Feridas que nunca mais deixarão de sangrar.
Que os Orixás nos protejam.
Em fim aportamos.
Desembarquei em choque.
Jogaram-nos em uma espécie de “mercado”, onde éramos a própria mercadoria.
Teríamos valor?
Alimentavam-nos e nos davam aparência melhores. Queriam nos vender a qualquer custo.
Quando você era ”comprado”, nos obrigavam a trabalhar.

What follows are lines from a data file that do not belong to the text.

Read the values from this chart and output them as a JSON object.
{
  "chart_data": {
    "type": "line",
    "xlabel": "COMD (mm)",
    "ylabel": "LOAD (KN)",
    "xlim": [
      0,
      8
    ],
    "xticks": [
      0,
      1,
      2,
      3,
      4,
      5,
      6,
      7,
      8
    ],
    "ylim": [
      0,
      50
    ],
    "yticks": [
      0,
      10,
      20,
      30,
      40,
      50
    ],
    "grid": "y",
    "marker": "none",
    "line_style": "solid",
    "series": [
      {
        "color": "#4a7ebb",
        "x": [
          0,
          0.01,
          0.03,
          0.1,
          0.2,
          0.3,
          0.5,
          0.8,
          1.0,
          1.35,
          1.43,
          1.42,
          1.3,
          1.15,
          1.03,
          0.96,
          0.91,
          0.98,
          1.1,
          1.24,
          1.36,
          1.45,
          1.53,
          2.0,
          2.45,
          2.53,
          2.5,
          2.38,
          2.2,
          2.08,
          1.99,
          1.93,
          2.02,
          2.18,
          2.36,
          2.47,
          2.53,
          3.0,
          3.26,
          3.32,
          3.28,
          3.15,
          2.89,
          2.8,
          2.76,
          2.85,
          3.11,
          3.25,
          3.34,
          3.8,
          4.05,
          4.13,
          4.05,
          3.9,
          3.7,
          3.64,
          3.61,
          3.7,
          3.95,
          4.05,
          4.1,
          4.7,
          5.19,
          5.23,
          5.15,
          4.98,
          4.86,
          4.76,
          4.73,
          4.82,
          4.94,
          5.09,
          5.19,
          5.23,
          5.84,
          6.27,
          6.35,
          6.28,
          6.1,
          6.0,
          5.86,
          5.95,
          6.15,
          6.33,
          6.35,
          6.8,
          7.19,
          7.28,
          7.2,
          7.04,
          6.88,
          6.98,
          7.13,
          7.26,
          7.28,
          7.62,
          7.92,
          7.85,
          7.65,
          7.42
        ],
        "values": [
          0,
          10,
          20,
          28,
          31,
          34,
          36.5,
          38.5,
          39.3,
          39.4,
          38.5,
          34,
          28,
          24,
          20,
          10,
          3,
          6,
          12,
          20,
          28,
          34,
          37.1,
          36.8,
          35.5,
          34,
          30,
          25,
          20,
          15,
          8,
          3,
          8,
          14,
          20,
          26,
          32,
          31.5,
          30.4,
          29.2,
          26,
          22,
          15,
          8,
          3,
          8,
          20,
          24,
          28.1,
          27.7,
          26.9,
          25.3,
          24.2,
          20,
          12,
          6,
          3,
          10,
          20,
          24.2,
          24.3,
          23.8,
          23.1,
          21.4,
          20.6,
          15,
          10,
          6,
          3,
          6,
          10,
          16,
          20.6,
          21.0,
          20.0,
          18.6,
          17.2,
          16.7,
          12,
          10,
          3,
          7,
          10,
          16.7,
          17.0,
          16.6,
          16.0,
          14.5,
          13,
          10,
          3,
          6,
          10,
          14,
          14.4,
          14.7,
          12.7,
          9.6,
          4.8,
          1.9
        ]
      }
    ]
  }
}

Seja na casa grande, em fazendas ou no próprio mercado.
Só servíamos para isso, um bando de negros trabalhadores.
Alguns de nós já passávamos da idade, mas também trabalhavam.
Vendedores de flores, artesões, quituteiras, que juntavam migalhas pra comprar a alforria.
Em meio ao caos nos agarramos ainda mais a nossa fé.
Aqui nos obrigavam a cultuar um só deus.
Salve Nosso Senhor Jesus Cristo e Nossa Senhora do Rosário.
Há de quem se engane de pensar que havia acabado as mercadorias. Agora éramos comercializados até por nossos próprios irmãos no Mercado do Valongo.
Com o passar do tempo alguns boatos me fizeram acreditar que tudo mudaria e esses anos de horror que passei acabaria.
Reformaram o Cais, mas foi apenas pra chegada da nova princesa.
Que tolice a minha.
Ainda vendiam negros por de baixos dos panos.
O lugar que aportei nessas terras chamadas Brasil nada se parecia com aquele que a princesa encontraria.
Já não nos vendiam com tanta freqüência, parece que uma coisa chamada “Liberdade” estaria por vir.
Enquanto isso fazíamos nossa própria liberdade.
Dançando jongo e brincando de ser feliz.
Não sei quanto tempo de vida ainda tenho, já estou velho, já chego aos meus 100 anos de idade.
Deixo essa carta para que lembrem e entendam o que nós negros passamos.
Que a liberdade chegue para todos e que ninguém precise viver como vivi minha vida toda, como mercadoria.
Que meu pai Oxalá proteja todos os irmãos que viverem daqui por diante.